Pennies
- Founded: November 6, 2007
- VAT ID no.: 6418982 (company limited by guarantee)
- Registration no.: 1122489 (UK) 20106331 (Republic of Ireland)
- Focus: Micro-donations Fintech
- Region served: United Kingdom Republic of Ireland
- Key people: Alison Hutchinson CBE (CEO) Sir Martyn Lewis CBE (Ambassador) Robert Leitão (Chair of Trustees)
- Revenue: £5.6 million (2018)
- Employees: 14
- Volunteers: 3
- Website: pennies.org.uk

= Pennies (digital charity box) =

Charitable organization

Pennies is a registered charity in the United Kingdom and Republic of Ireland. Its purpose is to encourage and facilitate charitable giving, and to raise funds for a variety of UK registered charities through micro-donations made by customers at the point of sale (a form of 'digital charity box').

The Daily Telegraph has described Pennies' digital charity box as "a new channel for an old habit" that has adapted the shop counter charity box for the internet and card using generation.

==Operation of the digital charity box==
One of Pennies' main charitable objects is to provide technology and infrastructure designed to make it easier to give to charity. Pennies achieves this is through its point of sale donation option, or 'digital charity box'. Businesses who wish to enable Pennies' digital charity box can partner with the charity and Pennies will work with the retailer's payment service provider (PSP) to enable to donation option.

Shoppers are privately invited to donate small amounts (typically between 1p–99p) to charity when they pay for goods and services by card or digital wallet in participating retailers.

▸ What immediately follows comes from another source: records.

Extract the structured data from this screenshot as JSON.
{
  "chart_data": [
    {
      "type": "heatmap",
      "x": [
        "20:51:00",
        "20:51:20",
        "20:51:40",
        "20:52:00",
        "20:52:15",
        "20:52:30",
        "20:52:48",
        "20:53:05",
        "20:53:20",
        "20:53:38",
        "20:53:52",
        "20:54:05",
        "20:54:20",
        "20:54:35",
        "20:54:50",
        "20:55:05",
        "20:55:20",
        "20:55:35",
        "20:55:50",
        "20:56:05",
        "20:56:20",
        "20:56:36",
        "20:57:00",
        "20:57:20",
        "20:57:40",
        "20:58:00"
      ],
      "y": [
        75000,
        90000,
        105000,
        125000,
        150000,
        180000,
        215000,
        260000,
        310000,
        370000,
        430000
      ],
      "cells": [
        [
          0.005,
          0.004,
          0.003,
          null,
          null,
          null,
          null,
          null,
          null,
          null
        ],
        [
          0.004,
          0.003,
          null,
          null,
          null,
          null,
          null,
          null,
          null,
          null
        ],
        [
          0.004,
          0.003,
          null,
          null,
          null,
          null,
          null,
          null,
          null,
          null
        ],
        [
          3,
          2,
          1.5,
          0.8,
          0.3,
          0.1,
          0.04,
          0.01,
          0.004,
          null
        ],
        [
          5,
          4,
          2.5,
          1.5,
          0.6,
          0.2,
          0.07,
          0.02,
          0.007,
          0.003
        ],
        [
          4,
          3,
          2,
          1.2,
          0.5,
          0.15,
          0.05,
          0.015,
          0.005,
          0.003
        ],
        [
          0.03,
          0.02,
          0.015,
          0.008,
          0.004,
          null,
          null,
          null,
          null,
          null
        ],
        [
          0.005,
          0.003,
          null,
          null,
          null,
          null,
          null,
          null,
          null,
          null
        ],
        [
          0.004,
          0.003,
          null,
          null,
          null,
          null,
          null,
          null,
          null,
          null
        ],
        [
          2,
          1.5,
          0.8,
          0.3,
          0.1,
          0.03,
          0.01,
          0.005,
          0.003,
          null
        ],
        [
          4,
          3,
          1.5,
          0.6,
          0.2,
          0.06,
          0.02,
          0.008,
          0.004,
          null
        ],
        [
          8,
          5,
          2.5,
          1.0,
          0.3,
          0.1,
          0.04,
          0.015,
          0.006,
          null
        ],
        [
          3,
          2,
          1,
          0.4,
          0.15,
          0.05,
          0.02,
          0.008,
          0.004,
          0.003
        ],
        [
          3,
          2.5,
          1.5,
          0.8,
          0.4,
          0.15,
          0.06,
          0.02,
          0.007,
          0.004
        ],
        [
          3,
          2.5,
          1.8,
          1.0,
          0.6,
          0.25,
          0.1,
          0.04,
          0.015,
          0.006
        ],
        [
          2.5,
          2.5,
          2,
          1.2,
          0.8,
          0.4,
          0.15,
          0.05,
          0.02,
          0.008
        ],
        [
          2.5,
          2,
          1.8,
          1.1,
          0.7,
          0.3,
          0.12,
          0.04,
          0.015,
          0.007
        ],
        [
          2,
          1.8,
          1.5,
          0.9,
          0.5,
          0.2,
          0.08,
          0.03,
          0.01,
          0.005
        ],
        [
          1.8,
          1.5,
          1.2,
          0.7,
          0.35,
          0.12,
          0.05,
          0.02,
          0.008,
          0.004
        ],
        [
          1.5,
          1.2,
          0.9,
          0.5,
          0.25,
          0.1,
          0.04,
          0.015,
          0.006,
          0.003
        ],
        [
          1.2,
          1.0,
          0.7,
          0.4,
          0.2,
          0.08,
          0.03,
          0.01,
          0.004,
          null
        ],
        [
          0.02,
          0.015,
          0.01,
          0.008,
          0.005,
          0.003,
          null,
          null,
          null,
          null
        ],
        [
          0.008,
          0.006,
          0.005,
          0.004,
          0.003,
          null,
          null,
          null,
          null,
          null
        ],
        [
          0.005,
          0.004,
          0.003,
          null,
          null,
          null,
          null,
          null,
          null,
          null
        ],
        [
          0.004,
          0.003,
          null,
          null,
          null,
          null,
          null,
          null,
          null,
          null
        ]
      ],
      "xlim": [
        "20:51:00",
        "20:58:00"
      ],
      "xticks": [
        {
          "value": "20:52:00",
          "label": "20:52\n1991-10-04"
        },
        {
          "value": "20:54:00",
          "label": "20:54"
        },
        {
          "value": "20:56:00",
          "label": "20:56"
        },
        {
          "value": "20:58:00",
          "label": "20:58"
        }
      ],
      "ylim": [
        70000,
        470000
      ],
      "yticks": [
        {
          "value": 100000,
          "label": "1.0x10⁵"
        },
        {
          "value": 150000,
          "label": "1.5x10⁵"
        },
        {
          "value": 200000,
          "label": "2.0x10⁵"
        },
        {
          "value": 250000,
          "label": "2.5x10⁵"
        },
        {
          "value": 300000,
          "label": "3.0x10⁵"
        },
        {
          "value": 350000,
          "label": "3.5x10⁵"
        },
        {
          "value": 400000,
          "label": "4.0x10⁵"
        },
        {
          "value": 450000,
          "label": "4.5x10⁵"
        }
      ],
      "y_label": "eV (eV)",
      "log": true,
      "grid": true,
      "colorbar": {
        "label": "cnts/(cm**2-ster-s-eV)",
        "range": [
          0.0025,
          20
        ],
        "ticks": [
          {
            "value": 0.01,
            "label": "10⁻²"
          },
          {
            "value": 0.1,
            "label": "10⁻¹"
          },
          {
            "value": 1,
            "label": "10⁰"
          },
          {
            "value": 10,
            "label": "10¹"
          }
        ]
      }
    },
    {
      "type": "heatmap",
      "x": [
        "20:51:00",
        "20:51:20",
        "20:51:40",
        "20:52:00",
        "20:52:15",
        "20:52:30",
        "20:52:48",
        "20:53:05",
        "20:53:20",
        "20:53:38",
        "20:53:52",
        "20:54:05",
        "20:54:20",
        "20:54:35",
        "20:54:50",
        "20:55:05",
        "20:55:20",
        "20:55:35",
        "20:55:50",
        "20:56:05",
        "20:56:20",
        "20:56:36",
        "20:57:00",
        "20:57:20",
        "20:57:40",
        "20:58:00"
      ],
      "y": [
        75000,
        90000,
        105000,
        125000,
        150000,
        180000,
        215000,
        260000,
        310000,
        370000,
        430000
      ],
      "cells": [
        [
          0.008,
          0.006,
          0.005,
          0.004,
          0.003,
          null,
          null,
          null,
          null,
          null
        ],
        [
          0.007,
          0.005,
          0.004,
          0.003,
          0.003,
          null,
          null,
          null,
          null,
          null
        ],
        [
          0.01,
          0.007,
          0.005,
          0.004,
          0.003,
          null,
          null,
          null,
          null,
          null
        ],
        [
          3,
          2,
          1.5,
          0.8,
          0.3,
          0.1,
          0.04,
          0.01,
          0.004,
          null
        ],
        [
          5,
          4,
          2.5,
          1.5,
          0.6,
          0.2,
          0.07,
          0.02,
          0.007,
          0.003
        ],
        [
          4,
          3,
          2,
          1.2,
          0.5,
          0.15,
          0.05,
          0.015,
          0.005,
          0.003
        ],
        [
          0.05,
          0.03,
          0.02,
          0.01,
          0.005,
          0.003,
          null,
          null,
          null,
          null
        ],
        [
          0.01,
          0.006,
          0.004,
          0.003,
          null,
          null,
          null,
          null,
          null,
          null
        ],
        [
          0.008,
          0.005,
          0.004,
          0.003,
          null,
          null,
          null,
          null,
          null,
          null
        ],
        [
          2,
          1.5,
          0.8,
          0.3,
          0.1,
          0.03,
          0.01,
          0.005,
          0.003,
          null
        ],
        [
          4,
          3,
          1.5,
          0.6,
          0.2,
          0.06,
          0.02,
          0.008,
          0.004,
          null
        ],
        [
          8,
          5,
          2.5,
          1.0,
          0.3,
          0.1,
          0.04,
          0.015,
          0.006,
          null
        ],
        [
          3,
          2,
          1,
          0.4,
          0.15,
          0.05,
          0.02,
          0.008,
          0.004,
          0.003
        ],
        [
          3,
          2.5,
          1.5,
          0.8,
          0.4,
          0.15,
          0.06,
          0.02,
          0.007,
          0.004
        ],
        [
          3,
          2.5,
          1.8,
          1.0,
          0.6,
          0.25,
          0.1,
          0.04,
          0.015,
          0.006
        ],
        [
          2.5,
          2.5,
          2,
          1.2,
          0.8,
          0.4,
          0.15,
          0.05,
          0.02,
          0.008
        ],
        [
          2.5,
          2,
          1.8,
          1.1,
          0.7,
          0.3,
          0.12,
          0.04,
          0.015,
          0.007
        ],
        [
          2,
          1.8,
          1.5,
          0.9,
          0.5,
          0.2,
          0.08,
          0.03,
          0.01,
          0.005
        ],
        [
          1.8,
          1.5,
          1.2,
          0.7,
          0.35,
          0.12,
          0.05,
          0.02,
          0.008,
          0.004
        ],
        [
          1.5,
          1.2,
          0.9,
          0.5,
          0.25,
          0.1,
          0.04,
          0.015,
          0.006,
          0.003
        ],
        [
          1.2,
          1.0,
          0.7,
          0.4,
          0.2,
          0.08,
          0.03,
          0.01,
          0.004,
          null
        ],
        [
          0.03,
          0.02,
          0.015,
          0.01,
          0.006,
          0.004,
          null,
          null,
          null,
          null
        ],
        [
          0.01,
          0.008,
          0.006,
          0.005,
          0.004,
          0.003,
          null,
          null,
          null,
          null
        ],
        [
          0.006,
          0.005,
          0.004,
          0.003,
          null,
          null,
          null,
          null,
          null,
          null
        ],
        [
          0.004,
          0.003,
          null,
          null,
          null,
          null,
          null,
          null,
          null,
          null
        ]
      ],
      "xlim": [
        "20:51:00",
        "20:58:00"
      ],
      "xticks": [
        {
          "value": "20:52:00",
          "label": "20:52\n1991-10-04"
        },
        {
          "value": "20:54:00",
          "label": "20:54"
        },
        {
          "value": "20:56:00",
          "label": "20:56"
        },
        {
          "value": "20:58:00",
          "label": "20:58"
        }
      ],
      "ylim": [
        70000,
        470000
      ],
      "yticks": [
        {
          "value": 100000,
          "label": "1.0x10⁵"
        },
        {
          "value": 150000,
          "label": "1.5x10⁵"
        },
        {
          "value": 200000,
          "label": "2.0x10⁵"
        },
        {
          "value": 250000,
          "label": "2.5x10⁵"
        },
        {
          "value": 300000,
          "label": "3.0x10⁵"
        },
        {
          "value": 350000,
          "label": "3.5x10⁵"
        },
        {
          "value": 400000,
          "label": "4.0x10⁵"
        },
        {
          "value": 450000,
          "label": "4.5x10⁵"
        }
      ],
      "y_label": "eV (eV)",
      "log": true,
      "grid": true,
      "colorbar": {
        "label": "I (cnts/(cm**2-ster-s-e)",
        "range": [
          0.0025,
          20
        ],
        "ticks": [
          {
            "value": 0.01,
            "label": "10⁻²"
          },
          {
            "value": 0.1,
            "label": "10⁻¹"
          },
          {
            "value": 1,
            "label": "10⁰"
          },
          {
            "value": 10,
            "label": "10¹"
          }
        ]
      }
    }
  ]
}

All the money raised through Pennies goes to charity. Pennies’ partner retailers nominate the charity or charities to benefit from donations. In January 2013, just over two years after launch, people had donated 4 million times through Pennies, raising £1,000,000 for charity. As of September 2015, over 20 million consumer donations had been made through the digital charity box.

Retailers that have customers who pay for goods and services by card can easily implement Pennies' digital charity box option on their payment system in stores, or in their online stores or mobile apps. Sales staff are not involved in donations made at the point of sale in stores; when the customer is ready to pay for goods or services, the PIN pad prompts the customer with the option to round up or top up their purchase and add a donation to the payment.

Pennies launched online in November 2010 with Domino’s Pizza and has since partnered many other national, regional and local companies, both in-store, online and in-app. In its first year, Pennies received over one million donations, totalling £250,000, rising to £300,000 for the calendar year 2011.

Pennies is available in store with a range of retailers, including The Entertainer, Zizzi Restaurants, The Fragrance Shop, Greene King, Whitbread, H. Samuel and Ernest Jones (part of Signet Jewelers), and petrol forecourt operators Rontec and Motor Fuel Group (MFG). It is available online with Domino’s Pizza, Travelodge, Holland & Barrett and Sofology, among many others.

By August 2020, 100 million donations had been made via Pennies' digital charity box, raising a total of £25,000,000 for charity.

==Recognition==

In June 2011, Pennies won an award in the 'fundraising' category of the Technology4Good awards (T4G). It was also nominated by Third Sector magazine in its Britain’s Most Admired Charities 2011 awards in the Most Innovative Charity category. In late 2012, Pennies won the 'Best Not for Profit IT Project' in IT Industry Awards held by BCS, the Chartered Institute for IT and Computing magazine.

In May 2013, Pennies was named as a finalist in the first Google Global Impact Challenge UK, which recognises innovative non-profits using technology for social good.

In 2019, Pennies was named one of The Most Influential Financial Technology Companies in 2019 by Financial Technologist magazine, the only charity to make the list.

Pennies has also received messages of support from prominent figures in the retail and technology industry. Joanna Shields, former Vice President of Facebook, described Pennies as "a simple idea that removes friction from giving", and UK Digital Champion Martha Lane Fox has said that Pennies' "simple yet clever technology can make a real difference when the charitable sector needs it most".

Public figures such as Prince Harry, Cheryl Cole, Jason Donovan, Gary Barlow and Jeremy Irons have also supported Pennies.

==The Pennies Foundation==
Pennies is the working name of The Pennies Foundation. The Pennies Foundation is a charity registered with the Charity Commission for England and Wales and a company limited by guarantee registered in England.

The November 2010 annual accounts showed that philanthropists and foundations had contributed over £1 million to The Pennies Foundation in cash and in kind as start-up gifts, to establish the charity's infrastructure and cover its running costs in the early years. Point-of-sale donations were accounted for separately as "'pennies' donations received" and set aside as "designated funds", to be passed on without deduction. However, the Foundation acknowledged in 2011 that, in order to be sustainable in the long term, it will become necessary to start retaining a small percentage of each donation.